Speakers
Description
Compact stars (white dwarfs and neutron stars) possess strong magnetic fields that affect their micro and macrophysics. In recent years, several theoretical models of magnetized compact objects have been developed, considering different approximations and assumptions about the geometry and intensity of the stellar magnetic field. Such suppositions reflect on the resulting structure equations, i.e., the solutions of Einstein's field equations used to compute the star's observables. Consequently, many of these models differ in their predictions about the properties of magnetized compact objects. Our goal here is to explore to what extent the effects of the magnetic field on the observables depend on the model used to compute them. To do so, we first compare the predictions of several sets of structure equations, trying to get an insight into their differences. Later, we perform a deeper study for two macroscopic models of axisymmetric non-rotating stars under the action of a uniform and constant magnetic field.
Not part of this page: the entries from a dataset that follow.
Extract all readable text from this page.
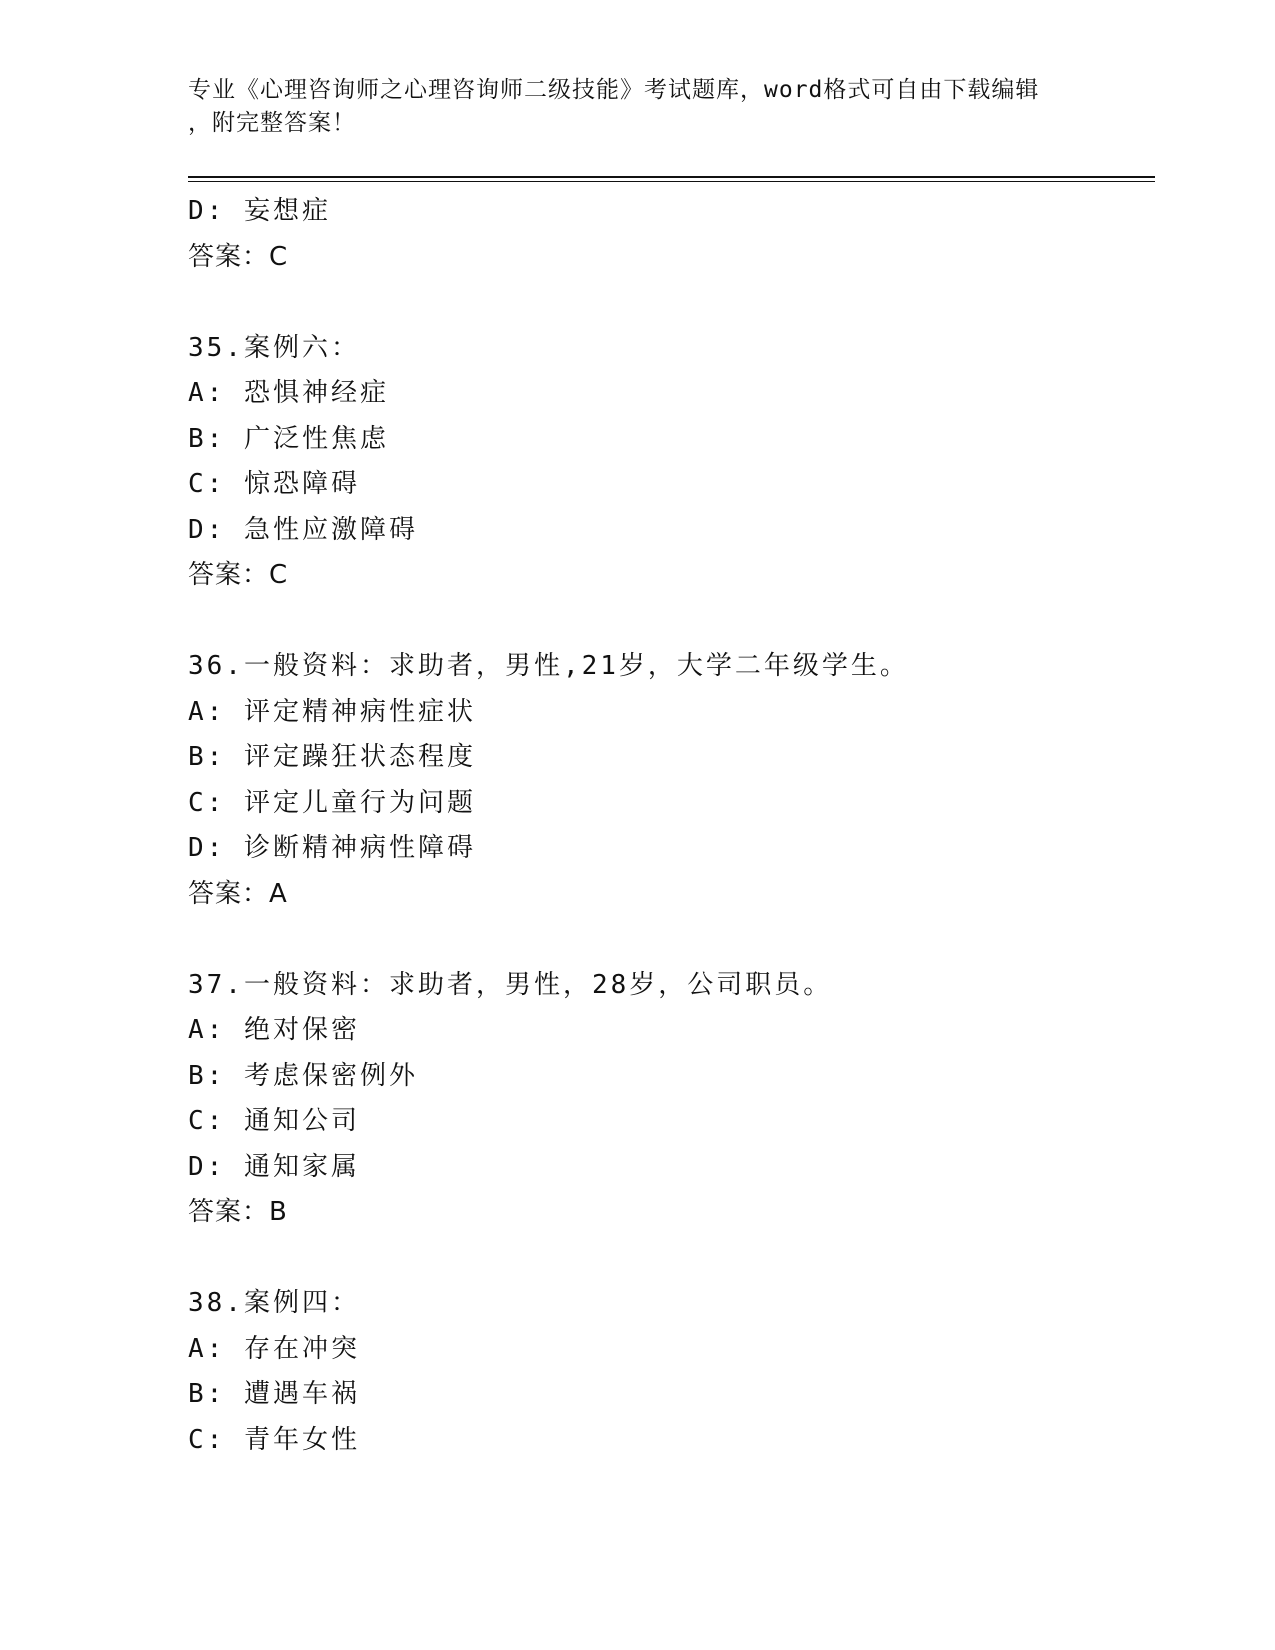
专业《心理咨询师之心理咨询师二级技能》考试题库，word格式可自由下载编辑
，附完整答案！
D: 妄想症
答案：C
35.案例六：
A: 恐惧神经症
B: 广泛性焦虑
C: 惊恐障碍
D: 急性应激障碍
答案：C
36.一般资料：求助者，男性,21岁，大学二年级学生。
A: 评定精神病性症状
B: 评定躁狂状态程度
C: 评定儿童行为问题
D: 诊断精神病性障碍
答案：A
37.一般资料：求助者，男性，28岁，公司职员。
A: 绝对保密
B: 考虑保密例外
C: 通知公司
D: 通知家属
答案：B
38.案例四：
A: 存在冲突
B: 遭遇车祸
C: 青年女性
We computed the macroscopic properties of magnetized white dwarfs, strange stars, and Bose-Einstein condensate stars given by each of these two models and found that their predictions are consistent as long as they are used with the same equation of state, so that the influence of the magnetic field in the observables mainly depends on the microscopic description of the star. However, there are features that appear to be ruled by the geometry of the magnetic field and the approximations taken to obtain the structure equations. Hence, we propose some strategies to discern between both possibilities.